Intellectual Property With Limited Commercial Potential
On the surface, this might seem like a possible gold mine, but your intellectual property might not be the best asset to pass on.
“Intellectual property like patents or trademarks might not generate the expected revenue or could require ongoing legal maintenance,” Doyle said. “If the potential benefits are limited, it might be wise to license or sell the IP before passing it on.”
Timeshares and Fractional Ownership
You love your timeshare, but Doyle noted that these assets often come with maintenance fees and scheduling conflicts.
“Heirs might not find them as appealing as the original owner did,” he said. “Consider selling or transferring ownership to someone who would appreciate and use them.”
Cryptocurrencies and Digital Assets
Not everyone has a solid understanding of cryptocurrencies and digital assets, so Doyle advised thinking twice about leaving them to heirs.

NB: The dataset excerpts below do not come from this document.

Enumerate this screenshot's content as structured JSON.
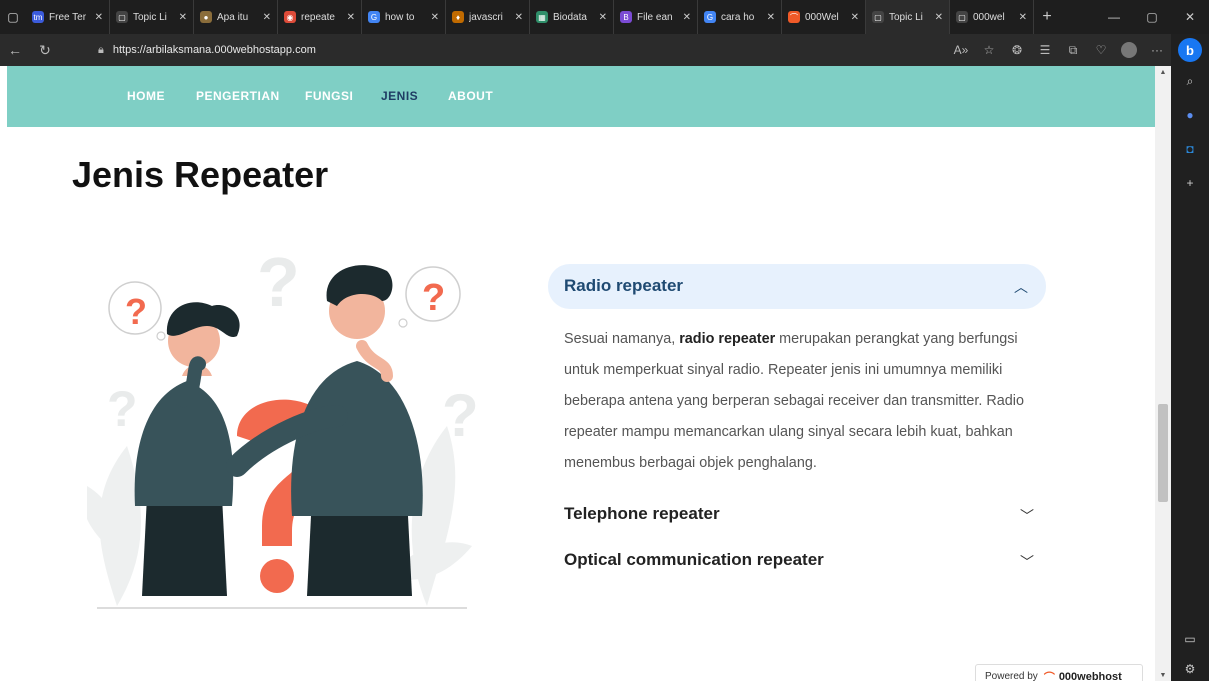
{
  "browser": {
    "tabs": [
      {
        "title": "Free Ter",
        "fav_color": "#3b5bdb",
        "fav_glyph": "tm"
      },
      {
        "title": "Topic Li",
        "fav_color": "#444444",
        "fav_glyph": "▢"
      },
      {
        "title": "Apa itu",
        "fav_color": "#8a6d3b",
        "fav_glyph": "●"
      },
      {
        "title": "repeate",
        "fav_color": "#dd4b39",
        "fav_glyph": "◉"
      },
      {
        "title": "how to",
        "fav_color": "#4285f4",
        "fav_glyph": "G"
      },
      {
        "title": "javascri",
        "fav_color": "#c06a00",
        "fav_glyph": "♦"
      },
      {
        "title": "Biodata",
        "fav_color": "#2f8f6a",
        "fav_glyph": "▦"
      },
      {
        "title": "File ean",
        "fav_color": "#7b4bd4",
        "fav_glyph": "B"
      },
      {
        "title": "cara ho",
        "fav_color": "#4285f4",
        "fav_glyph": "G"
      },
      {
        "title": "000Wel",
        "fav_color": "#f05a28",
        "fav_glyph": "⌒"
      },
      {
        "title": "Topic Li",
        "fav_color": "#444444",
        "fav_glyph": "▢"
      },
      {
        "title": "000wel",
        "fav_color": "#444444",
        "fav_glyph": "▢"
      }
    ],
    "url": "https://arbilaksmana.000webhostapp.com"
  },
  "nav": {
    "items": [
      "HOME",
      "PENGERTIAN",
      "FUNGSI",
      "JENIS",
      "ABOUT"
    ]
  },
  "page": {
    "title": "Jenis Repeater"
  },
  "accordion": {
    "open_item": "Radio repeater",
    "body_pre": "Sesuai namanya, ",
    "body_bold": "radio repeater",
    "body_post": " merupakan perangkat yang berfungsi untuk memperkuat sinyal radio. Repeater jenis ini umumnya memiliki beberapa antena yang berperan sebagai receiver dan transmitter. Radio repeater mampu memancarkan ulang sinyal secara lebih kuat, bahkan menembus berbagai objek penghalang.",
    "closed_items": [
      "Telephone repeater",
      "Optical communication repeater"
    ]
  },
  "footer": {
    "powered_by": "Powered by",
    "brand": "000webhost"
  },
  "colors": {
    "nav_bg": "#7fcfc5",
    "nav_active": "#1f3d64",
    "accordion_open_bg": "#e7f1fd",
    "accent_orange": "#f26a4f"
  }
}
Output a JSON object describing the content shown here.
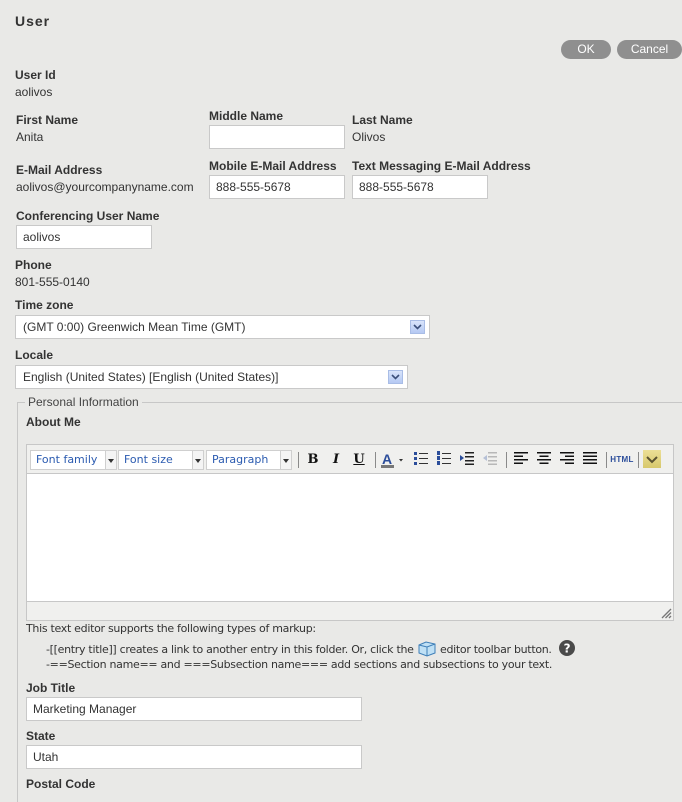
{
  "page": {
    "title": "User",
    "ok_label": "OK",
    "cancel_label": "Cancel"
  },
  "fields": {
    "user_id": {
      "label": "User Id",
      "value": "aolivos"
    },
    "first_name": {
      "label": "First Name",
      "value": "Anita"
    },
    "middle_name": {
      "label": "Middle Name",
      "value": ""
    },
    "last_name": {
      "label": "Last Name",
      "value": "Olivos"
    },
    "email": {
      "label": "E-Mail Address",
      "value": "aolivos@yourcompanyname.com"
    },
    "mobile_email": {
      "label": "Mobile E-Mail Address",
      "value": "888-555-5678"
    },
    "text_email": {
      "label": "Text Messaging E-Mail Address",
      "value": "888-555-5678"
    },
    "conf_user": {
      "label": "Conferencing User Name",
      "value": "aolivos"
    },
    "phone": {
      "label": "Phone",
      "value": "801-555-0140"
    },
    "timezone": {
      "label": "Time zone",
      "value": "(GMT 0:00) Greenwich Mean Time (GMT)"
    },
    "locale": {
      "label": "Locale",
      "value": "English (United States) [English (United States)]"
    }
  },
  "personal": {
    "legend": "Personal Information",
    "about_me_label": "About Me",
    "editor": {
      "font_family": "Font family",
      "font_size": "Font size",
      "block_format": "Paragraph",
      "bold": "B",
      "italic": "I",
      "underline": "U",
      "html": "HTML",
      "content": ""
    },
    "help": {
      "intro": "This text editor supports the following types of markup:",
      "line1_a": "-[[entry title]] creates a link to another entry in this folder. Or, click the",
      "line1_b": "editor toolbar button.",
      "line2": "-==Section name== and ===Subsection name=== add sections and subsections to your text."
    },
    "job_title": {
      "label": "Job Title",
      "value": "Marketing Manager"
    },
    "state": {
      "label": "State",
      "value": "Utah"
    },
    "postal_code": {
      "label": "Postal Code"
    }
  }
}
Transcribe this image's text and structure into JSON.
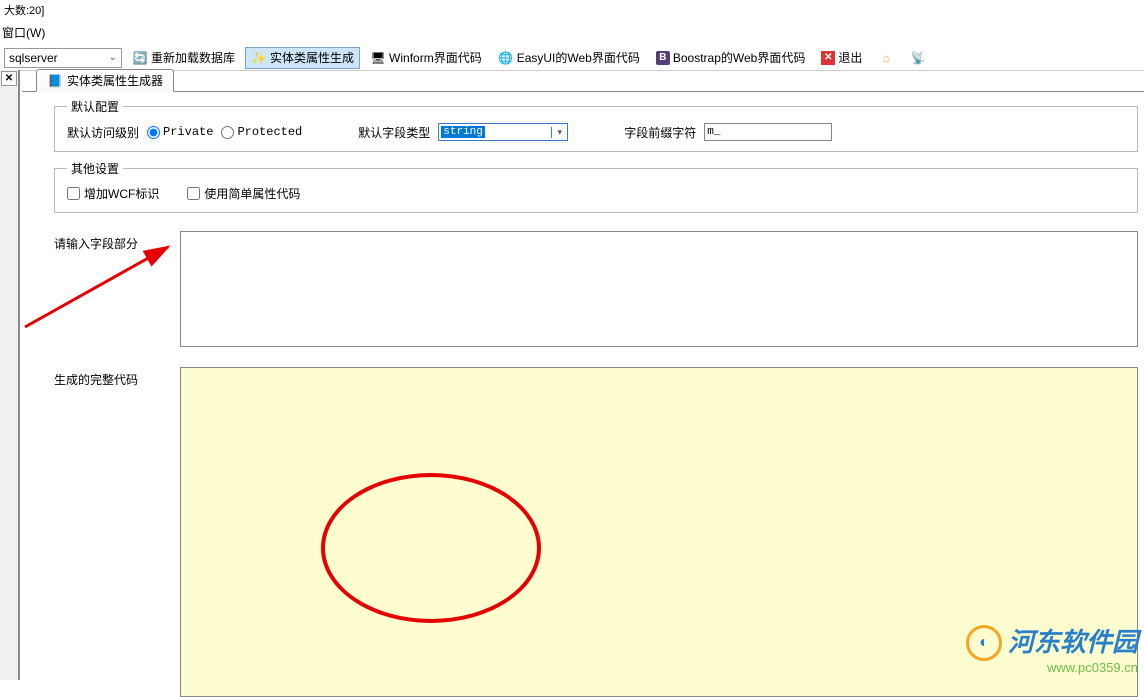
{
  "topLine": "大数:20]",
  "menu": {
    "window": "窗口(W)"
  },
  "toolbar": {
    "dbSelected": "sqlserver",
    "reload": "重新加载数据库",
    "entityGen": "实体类属性生成",
    "winform": "Winform界面代码",
    "easyui": "EasyUI的Web界面代码",
    "bootstrap": "Boostrap的Web界面代码",
    "exit": "退出"
  },
  "tab": {
    "title": "实体类属性生成器"
  },
  "defaults": {
    "legend": "默认配置",
    "accessLabel": "默认访问级别",
    "radioPrivate": "Private",
    "radioProtected": "Protected",
    "fieldTypeLabel": "默认字段类型",
    "fieldTypeValue": "string",
    "prefixLabel": "字段前缀字符",
    "prefixValue": "m_"
  },
  "other": {
    "legend": "其他设置",
    "wcf": "增加WCF标识",
    "simple": "使用简单属性代码"
  },
  "inputSection": {
    "label": "请输入字段部分"
  },
  "outputSection": {
    "label": "生成的完整代码"
  },
  "watermark": {
    "title": "河东软件园",
    "url": "www.pc0359.cn"
  }
}
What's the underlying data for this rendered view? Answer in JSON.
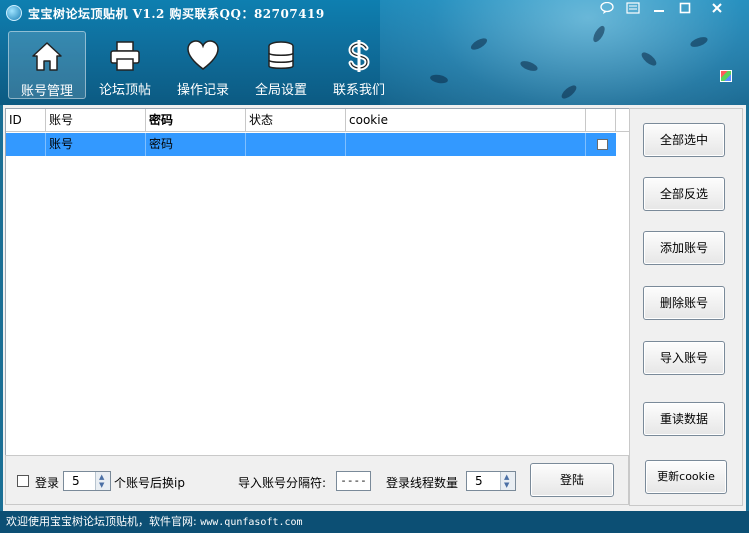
{
  "window": {
    "title": "宝宝树论坛顶贴机 V1.2 购买联系QQ：82707419"
  },
  "nav": [
    {
      "label": "账号管理",
      "icon": "home-icon"
    },
    {
      "label": "论坛顶帖",
      "icon": "printer-icon"
    },
    {
      "label": "操作记录",
      "icon": "heart-icon"
    },
    {
      "label": "全局设置",
      "icon": "database-icon"
    },
    {
      "label": "联系我们",
      "icon": "dollar-icon"
    }
  ],
  "table": {
    "columns": [
      "ID",
      "账号",
      "密码",
      "状态",
      "cookie"
    ],
    "rows": [
      {
        "id": "",
        "account": "账号",
        "password": "密码",
        "status": "",
        "cookie": ""
      }
    ]
  },
  "side_buttons": {
    "select_all": "全部选中",
    "invert_select": "全部反选",
    "add_account": "添加账号",
    "delete_account": "删除账号",
    "import_account": "导入账号",
    "reload_data": "重读数据",
    "update_cookie": "更新cookie"
  },
  "bottom": {
    "login_label": "登录",
    "ip_count": "5",
    "ip_suffix": "个账号后换ip",
    "separator_label": "导入账号分隔符:",
    "separator_value": "----",
    "thread_label": "登录线程数量",
    "thread_count": "5",
    "login_button": "登陆"
  },
  "status": {
    "text": "欢迎使用宝宝树论坛顶贴机，软件官网:",
    "url": "www.qunfasoft.com"
  }
}
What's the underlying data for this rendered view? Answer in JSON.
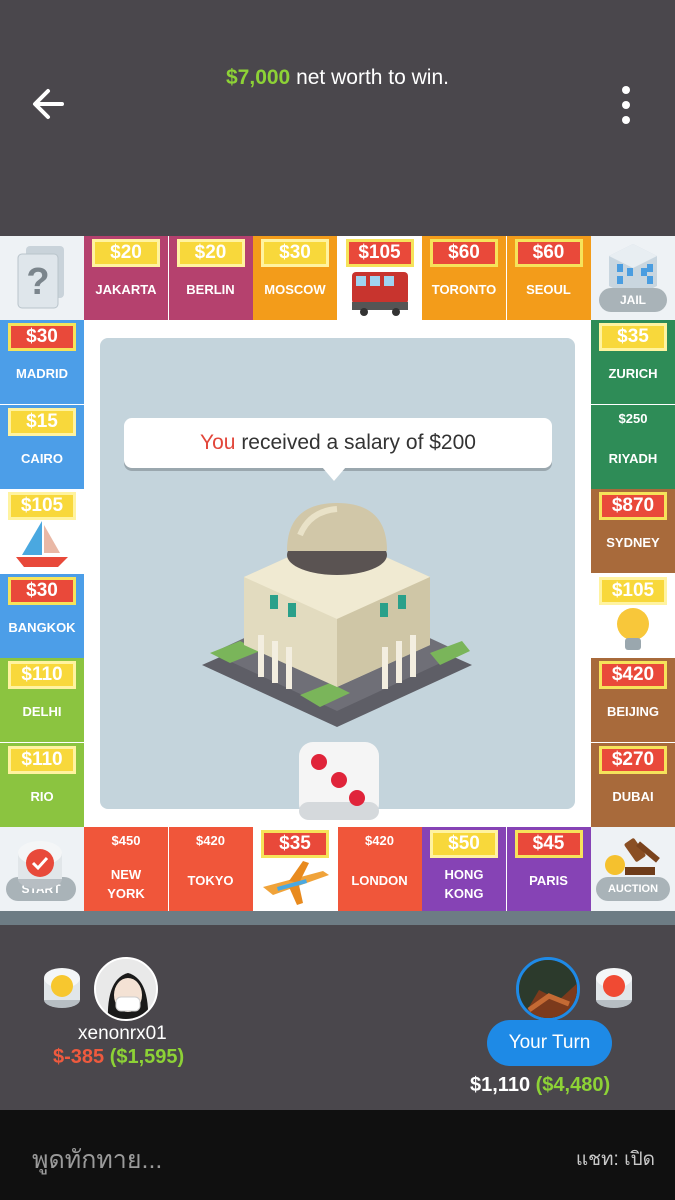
{
  "header": {
    "goal_amount": "$7,000",
    "goal_text": "net worth to win."
  },
  "board": {
    "top_row": [
      {
        "name": "JAKARTA",
        "price": "$20",
        "color": "#b5416e"
      },
      {
        "name": "BERLIN",
        "price": "$20",
        "color": "#b5416e"
      },
      {
        "name": "MOSCOW",
        "price": "$30",
        "color": "#f39c1a"
      },
      {
        "name": "",
        "price": "$105",
        "color": "#ffffff",
        "icon": "train-icon"
      },
      {
        "name": "TORONTO",
        "price": "$60",
        "color": "#f39c1a"
      },
      {
        "name": "SEOUL",
        "price": "$60",
        "color": "#f39c1a"
      }
    ],
    "left_col": [
      {
        "name": "MADRID",
        "price": "$30",
        "color": "#4c9ee8"
      },
      {
        "name": "CAIRO",
        "price": "$15",
        "color": "#4c9ee8"
      },
      {
        "name": "",
        "price": "$105",
        "color": "#ffffff",
        "icon": "sailboat-icon"
      },
      {
        "name": "BANGKOK",
        "price": "$30",
        "color": "#4c9ee8"
      },
      {
        "name": "DELHI",
        "price": "$110",
        "color": "#8bc440"
      },
      {
        "name": "RIO",
        "price": "$110",
        "color": "#8bc440"
      }
    ],
    "right_col": [
      {
        "name": "ZURICH",
        "price": "$35",
        "color": "#2e8c57"
      },
      {
        "name": "RIYADH",
        "price": "$250",
        "color": "#2e8c57"
      },
      {
        "name": "SYDNEY",
        "price": "$870",
        "color": "#a86a3b"
      },
      {
        "name": "",
        "price": "$105",
        "color": "#ffffff",
        "icon": "lightbulb-icon"
      },
      {
        "name": "BEIJING",
        "price": "$420",
        "color": "#a86a3b"
      },
      {
        "name": "DUBAI",
        "price": "$270",
        "color": "#a86a3b"
      }
    ],
    "bottom_row": [
      {
        "name": "NEW YORK",
        "price": "$450",
        "color": "#f0563a"
      },
      {
        "name": "TOKYO",
        "price": "$420",
        "color": "#f0563a"
      },
      {
        "name": "",
        "price": "$35",
        "color": "#ffffff",
        "icon": "airplane-icon"
      },
      {
        "name": "LONDON",
        "price": "$420",
        "color": "#f0563a"
      },
      {
        "name": "HONG KONG",
        "price": "$50",
        "color": "#8643b5"
      },
      {
        "name": "PARIS",
        "price": "$45",
        "color": "#8643b5"
      }
    ],
    "corners": {
      "top_left": "chance-card-icon",
      "top_right_label": "JAIL",
      "bottom_left_label": "START",
      "bottom_right_label": "AUCTION"
    },
    "message": {
      "you": "You",
      "rest": "received a salary of $200"
    },
    "dice_value": 3
  },
  "players": {
    "left": {
      "name": "xenonrx01",
      "delta": "$-385",
      "net": "($1,595)"
    },
    "right": {
      "turn_label": "Your Turn",
      "cash": "$1,110",
      "net": "($4,480)"
    }
  },
  "chat": {
    "placeholder": "พูดทักทาย...",
    "toggle": "แชท: เปิด"
  }
}
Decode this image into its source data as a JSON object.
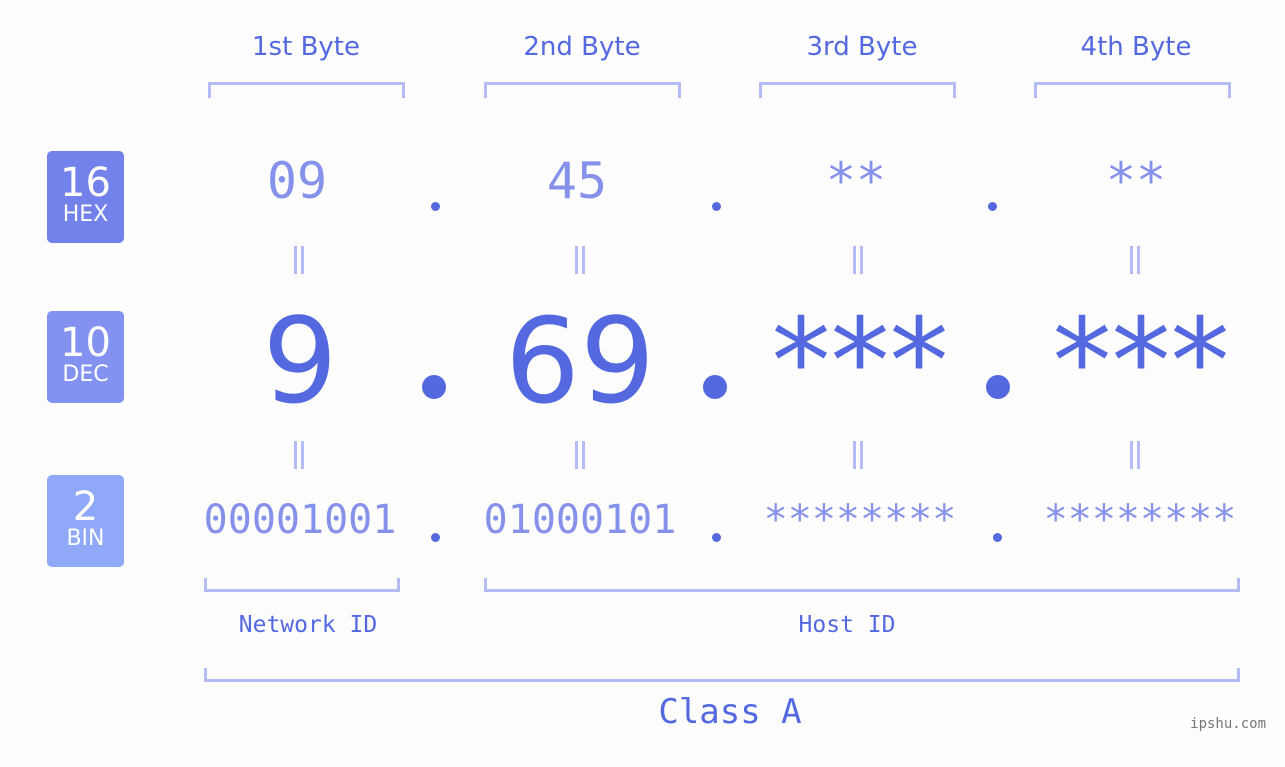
{
  "byte_headers": [
    "1st Byte",
    "2nd Byte",
    "3rd Byte",
    "4th Byte"
  ],
  "badges": {
    "hex": {
      "num": "16",
      "label": "HEX",
      "color": "#7381ea"
    },
    "dec": {
      "num": "10",
      "label": "DEC",
      "color": "#8391f0"
    },
    "bin": {
      "num": "2",
      "label": "BIN",
      "color": "#8fa8f8"
    }
  },
  "hex_values": [
    "09",
    "45",
    "**",
    "**"
  ],
  "dec_values": [
    "9",
    "69",
    "***",
    "***"
  ],
  "bin_values": [
    "00001001",
    "01000101",
    "********",
    "********"
  ],
  "labels": {
    "network_id": "Network ID",
    "host_id": "Host ID",
    "class": "Class A"
  },
  "watermark": "ipshu.com",
  "colors": {
    "accent": "#5468e0",
    "light": "#8591ea",
    "bracket": "#b3bcf5"
  }
}
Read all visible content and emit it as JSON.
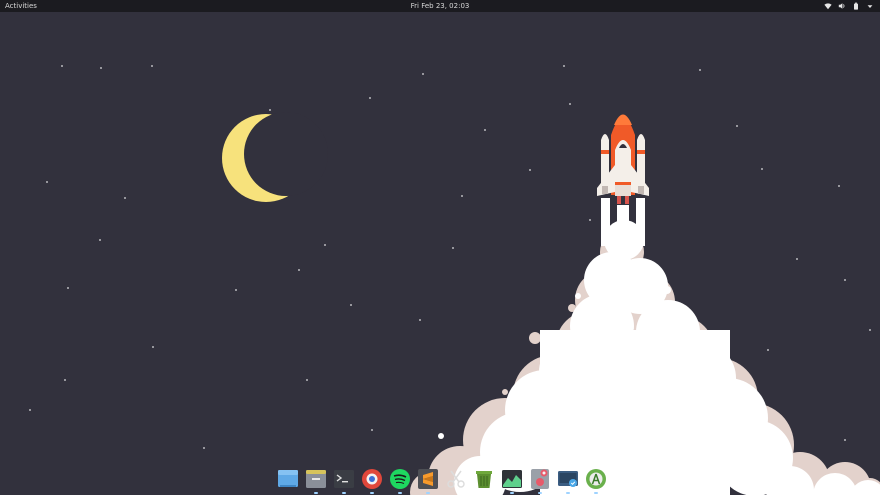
{
  "topbar": {
    "activities_label": "Activities",
    "clock": "Fri Feb 23, 02:03",
    "status_icons": [
      "network-icon",
      "volume-icon",
      "battery-icon",
      "system-menu-arrow-icon"
    ]
  },
  "wallpaper": {
    "colors": {
      "sky": "#32313d",
      "moon": "#f7e27c",
      "smoke": "#ffffff",
      "smoke_shadow": "#e3d2cc",
      "rocket_body": "#f4efe9",
      "rocket_accent": "#f05a28"
    }
  },
  "dock": {
    "items": [
      {
        "name": "files-icon",
        "running": false
      },
      {
        "name": "file-manager-icon",
        "running": true
      },
      {
        "name": "terminal-icon",
        "running": true
      },
      {
        "name": "browser-icon",
        "running": true
      },
      {
        "name": "spotify-icon",
        "running": true
      },
      {
        "name": "sublime-text-icon",
        "running": true
      },
      {
        "name": "screenshot-tool-icon",
        "running": false
      },
      {
        "name": "trash-icon",
        "running": false
      },
      {
        "name": "system-monitor-icon",
        "running": true
      },
      {
        "name": "settings-icon",
        "running": true
      },
      {
        "name": "messaging-icon",
        "running": true
      },
      {
        "name": "android-studio-icon",
        "running": true
      }
    ]
  }
}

“Digital assets can be challenging to manage and secure if heirs are not well-versed in blockchain technology,” he said. “Provide clear instructions on how to access and manage these assets or consider converting them to more traditional [investments].”
Uninsured or Underinsured Assets
You might own a potential goldmine, but if it isn’t properly insured, it could become a major liability to your heirs.
“If an asset has significant value but lacks proper insurance coverage, it could lead to financial loss for heirs in case of unforeseen events,” Doyle said. “Ensure adequate insurance coverage or consider selling the asset.”